Le sinthome Lacan lets us into a secret – his sinthome. It’s Reality, which he writes in the form of a borromean knot, made up of three rings of string: I,R,S. If there is a mistake in the drawing of the knot, there will be just a single ring. If symbolism frees itself, the sinthome is the way to repair that. These three elements, as they are expressed to us, are a metaphor, and this raises the following question: Is it possible to imagine a metaphor from something that is only a number? Lacan answers in the affirmative: “Because of this, the metaphor is called the figure” (11). The metaphor of the chain isn’t written easily. Expressing the Reality in question is the forcing of a new writing, which, through this metaphor, has a symbolic range. It’s a new type of forcing, the idea doesn’t blossom from the imagination, nor is it something completely foreign, it brings home the “Reminiscence”, as opposed to the “Rememoration”. “Rememoration” (cf, Freud in The Sketch) concerns things which are printed in the nervous system, and endowed with letters, whereas “reminiscence” is a phonological symbol, representing the sound of
the language, defined by the distinctive properties which oppose it, and which contrast with the other sounds of the same language (12).
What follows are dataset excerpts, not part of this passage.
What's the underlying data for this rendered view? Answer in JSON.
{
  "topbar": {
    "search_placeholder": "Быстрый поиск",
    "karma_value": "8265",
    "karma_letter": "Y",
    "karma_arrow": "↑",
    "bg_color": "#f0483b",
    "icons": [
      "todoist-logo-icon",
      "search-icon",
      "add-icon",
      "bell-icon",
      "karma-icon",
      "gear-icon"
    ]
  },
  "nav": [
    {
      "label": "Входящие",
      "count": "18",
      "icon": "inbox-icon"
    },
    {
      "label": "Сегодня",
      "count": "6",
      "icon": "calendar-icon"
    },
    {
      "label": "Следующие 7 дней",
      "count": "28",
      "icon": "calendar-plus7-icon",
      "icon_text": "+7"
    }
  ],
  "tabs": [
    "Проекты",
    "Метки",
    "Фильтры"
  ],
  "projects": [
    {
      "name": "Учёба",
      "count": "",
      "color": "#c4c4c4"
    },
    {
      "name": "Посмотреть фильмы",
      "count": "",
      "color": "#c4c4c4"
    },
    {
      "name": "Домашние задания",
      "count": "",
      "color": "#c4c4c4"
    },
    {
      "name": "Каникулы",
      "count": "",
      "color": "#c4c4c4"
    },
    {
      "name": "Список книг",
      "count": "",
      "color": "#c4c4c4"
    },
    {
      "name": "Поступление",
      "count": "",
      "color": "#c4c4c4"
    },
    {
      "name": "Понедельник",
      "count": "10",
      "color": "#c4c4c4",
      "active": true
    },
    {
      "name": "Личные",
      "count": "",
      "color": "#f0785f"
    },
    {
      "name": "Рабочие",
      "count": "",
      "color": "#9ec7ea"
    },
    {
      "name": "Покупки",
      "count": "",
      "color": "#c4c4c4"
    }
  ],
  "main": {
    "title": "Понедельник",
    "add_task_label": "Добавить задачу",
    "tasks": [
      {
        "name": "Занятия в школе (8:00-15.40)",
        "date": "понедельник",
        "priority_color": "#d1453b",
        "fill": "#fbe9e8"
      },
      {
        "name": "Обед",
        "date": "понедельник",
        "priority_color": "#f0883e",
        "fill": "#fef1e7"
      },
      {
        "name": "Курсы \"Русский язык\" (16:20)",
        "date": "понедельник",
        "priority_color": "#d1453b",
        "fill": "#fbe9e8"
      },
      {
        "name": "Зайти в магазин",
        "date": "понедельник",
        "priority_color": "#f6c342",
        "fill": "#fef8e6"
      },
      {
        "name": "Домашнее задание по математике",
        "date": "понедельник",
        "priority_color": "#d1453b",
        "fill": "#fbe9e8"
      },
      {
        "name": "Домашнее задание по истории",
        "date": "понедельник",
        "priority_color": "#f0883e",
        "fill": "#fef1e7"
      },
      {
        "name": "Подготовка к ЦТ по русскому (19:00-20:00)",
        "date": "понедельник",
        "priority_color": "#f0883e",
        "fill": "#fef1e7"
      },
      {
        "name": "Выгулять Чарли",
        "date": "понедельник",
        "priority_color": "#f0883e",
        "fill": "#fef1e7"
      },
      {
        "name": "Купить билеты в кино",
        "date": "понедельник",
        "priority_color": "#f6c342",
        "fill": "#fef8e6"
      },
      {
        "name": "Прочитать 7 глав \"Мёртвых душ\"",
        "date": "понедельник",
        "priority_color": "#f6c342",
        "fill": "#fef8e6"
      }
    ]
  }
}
Therefore, Joyce committed himself to the path of writing, defined by Lacan in relation to the borromean knot. This writing becomes autonomous. This new writing is absolutely essential to his Ego – meaning the idea of oneself as a body having a weight and a consistency. The sliding, the gliding of Joyce’s imagination is corrected by this Ego, repairing the missing relationship of what doesn’t join together in a borromean way in his case. Through this ingenious writing device, the borromean knot is restored. Here is the artificer in action. He has the voice of a son, a voice which carries a certain know-how concerning the signifiant. In Portrait... Stephen confesses to his friend Cranly, who he compares to a “guilty priest”, his desire “I will not serve that in which I no longer believe whether it call itself my home, my fatherland or my church : and I will try to express myself in some mode of life or art as freely as I can and as wholly as I can, using for my defence the only arms I allow myself to use - silence, exile, and cunning” (13). Lacan considers Joyce’s desire to be an artist as compenstion for the fact that his father was inadequate. He thus allows himself to go into exile; this “never more”, and, as he is leaving Dublin, it is nevertheless towards his father that he turns in a final hope and petitions him: “Old father, old artificer, stand me now and ever in good stead” (14).